Access to all articles, new health classes, discounts in our store, and more!
Further Comments on Vitamin A
Published in Vitamin News, Vol. 3, No. 2, February 15, 1935.
* * *
The A. M. A. Journal of December 29, 1934 carried an article by Drs. Shibley and Spies, calling attention to their work in which it was found that Vitamin A failed to produce the expected results as a protective agent against colds, in particular, and was not as valuable a prophylactic against other infections as it had been considered by other investigators.
This report needs analysis before acceptance. The specific action of Vitamin A that relates to infections is its ability to insure an epithelial integrity that will prevent the mechanical entrance of germs. Colds and influenza are believed to be caused by a filterable virus so the ability of Vitamin A to protect against the entrance of these infective agents may be of little or no value in those particular infectious diseases.

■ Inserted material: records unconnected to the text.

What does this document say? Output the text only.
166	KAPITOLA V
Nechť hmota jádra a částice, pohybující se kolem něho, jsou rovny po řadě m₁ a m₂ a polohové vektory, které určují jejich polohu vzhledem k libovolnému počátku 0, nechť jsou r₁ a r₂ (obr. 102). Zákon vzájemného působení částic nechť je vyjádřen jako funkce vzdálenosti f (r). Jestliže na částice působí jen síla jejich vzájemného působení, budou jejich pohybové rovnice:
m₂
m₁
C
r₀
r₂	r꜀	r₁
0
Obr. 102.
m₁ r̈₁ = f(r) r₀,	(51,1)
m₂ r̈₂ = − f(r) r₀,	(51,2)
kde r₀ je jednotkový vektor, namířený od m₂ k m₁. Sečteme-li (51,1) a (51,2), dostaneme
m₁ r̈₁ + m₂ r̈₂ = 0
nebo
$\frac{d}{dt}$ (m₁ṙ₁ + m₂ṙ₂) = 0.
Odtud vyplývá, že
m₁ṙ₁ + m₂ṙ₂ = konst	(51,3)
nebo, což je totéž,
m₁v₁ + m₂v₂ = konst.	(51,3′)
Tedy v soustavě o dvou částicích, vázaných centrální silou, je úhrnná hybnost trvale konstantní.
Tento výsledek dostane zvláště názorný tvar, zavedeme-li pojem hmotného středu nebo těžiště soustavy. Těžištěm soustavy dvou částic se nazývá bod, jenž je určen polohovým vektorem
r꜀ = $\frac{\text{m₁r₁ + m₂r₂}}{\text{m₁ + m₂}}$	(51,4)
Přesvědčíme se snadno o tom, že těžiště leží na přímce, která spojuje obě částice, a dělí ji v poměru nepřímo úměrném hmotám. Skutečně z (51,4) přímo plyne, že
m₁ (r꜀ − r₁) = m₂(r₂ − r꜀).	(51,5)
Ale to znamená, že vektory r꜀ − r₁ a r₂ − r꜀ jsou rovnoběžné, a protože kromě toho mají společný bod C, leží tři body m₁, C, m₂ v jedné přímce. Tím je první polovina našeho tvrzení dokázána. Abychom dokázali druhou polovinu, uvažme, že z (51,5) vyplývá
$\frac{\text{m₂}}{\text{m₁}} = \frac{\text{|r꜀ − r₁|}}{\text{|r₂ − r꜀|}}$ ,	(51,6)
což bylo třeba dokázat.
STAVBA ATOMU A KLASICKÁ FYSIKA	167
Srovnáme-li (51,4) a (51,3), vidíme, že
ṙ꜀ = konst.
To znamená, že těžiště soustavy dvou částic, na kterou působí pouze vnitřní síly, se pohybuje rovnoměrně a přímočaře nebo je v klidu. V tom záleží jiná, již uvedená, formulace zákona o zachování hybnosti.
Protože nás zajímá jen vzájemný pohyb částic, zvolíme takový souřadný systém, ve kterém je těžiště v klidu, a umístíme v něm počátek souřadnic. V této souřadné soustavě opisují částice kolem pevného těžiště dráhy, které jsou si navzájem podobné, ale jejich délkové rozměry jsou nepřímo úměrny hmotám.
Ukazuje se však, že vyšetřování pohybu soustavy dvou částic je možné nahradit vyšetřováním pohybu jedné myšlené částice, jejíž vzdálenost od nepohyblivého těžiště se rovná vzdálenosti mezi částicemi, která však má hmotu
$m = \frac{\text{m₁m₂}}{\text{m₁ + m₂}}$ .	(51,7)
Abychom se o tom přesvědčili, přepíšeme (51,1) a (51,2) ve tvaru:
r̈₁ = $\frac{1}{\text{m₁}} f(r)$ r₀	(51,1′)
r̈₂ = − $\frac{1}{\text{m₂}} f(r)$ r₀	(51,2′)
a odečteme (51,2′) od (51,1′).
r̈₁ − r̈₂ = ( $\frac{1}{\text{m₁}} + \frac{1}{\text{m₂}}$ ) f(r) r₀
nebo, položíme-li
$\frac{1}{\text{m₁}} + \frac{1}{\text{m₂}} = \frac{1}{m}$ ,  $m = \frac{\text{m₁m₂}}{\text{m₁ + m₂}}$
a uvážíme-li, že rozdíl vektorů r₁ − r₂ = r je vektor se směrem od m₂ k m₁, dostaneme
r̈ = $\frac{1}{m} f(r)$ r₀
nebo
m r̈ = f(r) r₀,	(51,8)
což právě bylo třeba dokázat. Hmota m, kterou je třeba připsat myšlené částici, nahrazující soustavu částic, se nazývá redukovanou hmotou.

Vitamin A deficiency in test animals, however, is particularly effective in reducing the resistance to pus germs–with resulting infections of sinuses, tonsils, mastoid, etc. Here we have visible microorganisms to deal with, and not a filterable virus that can penetrate openings too small to admit germs that can be seen in the microscope.
The resistance of the organism to a filterable virus is not dependent at all upon the first line of defense–the epithelium–nor is it dependent upon the second line of defense–the phagocytes, but upon the third line of defense–the rapid development of immunity. As Sajous has stated, we depend upon vitamin intake for the defensive agents that are needed to produce specific immunity, and it is the experience of every physician who has used our product, “Catalyn”, that it ordinarily causes immunity to be developed at a far more rapid rate than normally is possible. Vitamins B and C are chiefly instrumental in this effect. Sajous even went so far as to state that in his opinion Vitamin C and Erlich’s complement were identical. It is, therefore, evident that immunity may be impossible without Vitamin C, and without “C”, the third line of defense is non-existent.
As it has been demonstrated that the number (and probably the activity as well) of the phagocytes is limited by vitamin deficiency, we begin to realize the all-important part vitamins play in protecting us from microbic attack. The integrity of each of the three lines of defense is dependent upon an adequate vitamin supply.
We consider the findings of Drs. Shibley and Spies also illustrative of the fallacy of using vitamin concentrates standardized by animal tests in clinical research. The real and only way to test a vitamin that is supposed to prevent colds is to use it to treat colds in human subjects. According to their method of testing, the products used by Drs. Shibley and Spies did not contain therapeutically useful amounts of Vitamin A. That would be our conclusion, rather than that Vitamin A was not of benefit for the diseases under consideration, for there is too overwhelming a volume of evidence supporting the affirmative side of that question.
We are also inclined to accept this explanation for the failure of these investigators to find their Vitamin A concentrates of benefit, because of the consistent failure of the product to protect against respiratory infections in children, or in reducing the incidence of otitis media and scarlet fever.
It is more than probable that a widespread reduction in the supply of Vitamin A such as occurred during the World War (mainly because of butter substitutes) was the basic reason for the influenza epidemic that spread over the entire civilized world. The paucity of other high vitamin foods and the attendant low intake of all vitamins, no doubt, was an aggravating factor. Infective agents are known as a general rule to increase in virulence in proportion to the lack of opposition by the normal defensive factors of the subjects affected. A person with low resistance may develop a severe attack of influenza, for instance, and thereby infect another subject who normally would resist the disease and fail to contract it from a person suffering from a less virulent form. That is how epidemics get under way.
The severity of the cold and influenza epidemics noticed in some of our large cities recently has caused some observers to suggest that possibly the general irradiation of milk may be responsible, because of the attendant destruction of Vitamin A. There is no doubt but that the practice of irradiating foods indiscriminately has become more or less a commercial racket, and further investigation of the real facts is imperatively necessary.